Em paralelo, União Europeia e Brasil já travam um embate em torno de normas ambientais, como o regulamento de desmatamento (EUDR), que condiciona o acesso de produtos agropecuários ao mercado europeu ao cumprimento de critérios rígidos de rastreabilidade e uso da terra. O governo brasileiro e entidades do agro classificam parte dessas exigências como unilaterais e desproporcionais.
Por que importa para o agro
A União Europeia é um dos principais destinos de proteínas animais brasileiras, com destaque para carne bovina, aves e produtos processados de alto valor agregado. Qualquer restrição, mesmo temporária, pode reduzir volumes exportados, pressionar preços pagos ao produtor e deslocar embarques para mercados que pagam menos ou exigem prazos de entrega mais longos.
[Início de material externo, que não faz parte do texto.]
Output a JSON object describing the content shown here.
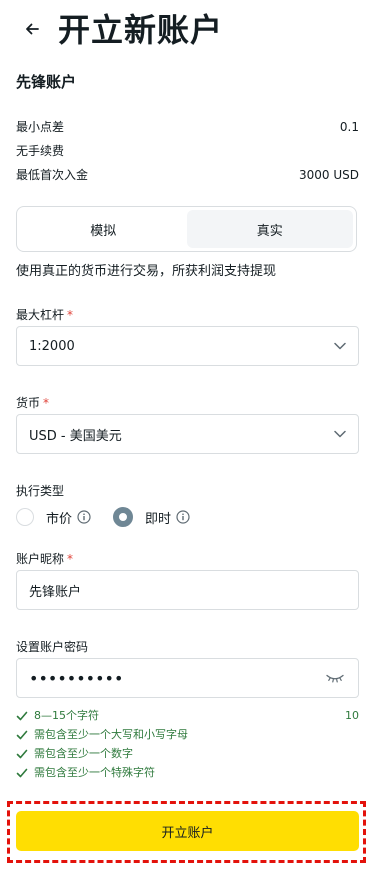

Além disso, a escalada regulatória europeia aumenta o custo de conformidade para frigoríficos, cooperativas e tradings, que precisam reforçar rastreabilidade, controles sanitários e documentação ambiental. Pequenos e médios produtores correm mais risco de ficar de fora das cadeias exportadoras se não conseguirem se adaptar às novas exigências, enquanto grandes grupos tendem a se organizar mais rápido para atender a UE.
Dados e contexto
- A União Europeia responde, em média, por uma fatia relevante das exportações brasileiras de carne bovina e de aves, com participação anual que varia conforme o produto e o ano, segundo dados de entidades setoriais e da Secretaria de Comércio Exterior.
- Normas europeias recentes, como o regulamento de desmatamento (EUDR), miram cadeias de soja, gado, café, madeira, borracha e cacau, exigindo comprovação de que a produção não está ligada a desmatamento após 2020, inclusive em áreas de desmatamento considerado legal pela legislação brasileira.
- Em notas oficiais, o MAPA já classificou essas regras como arbitrárias e com potencial de excluir pequenos produtores do mercado europeu, ao elevar custos de rastreabilidade e monitoramento.
- Para além das questões ambientais, a UE também tem intensificado exigências sanitárias, incluindo pedidos de mais garantias contra uso inadequado de antimicrobianos na produção animal.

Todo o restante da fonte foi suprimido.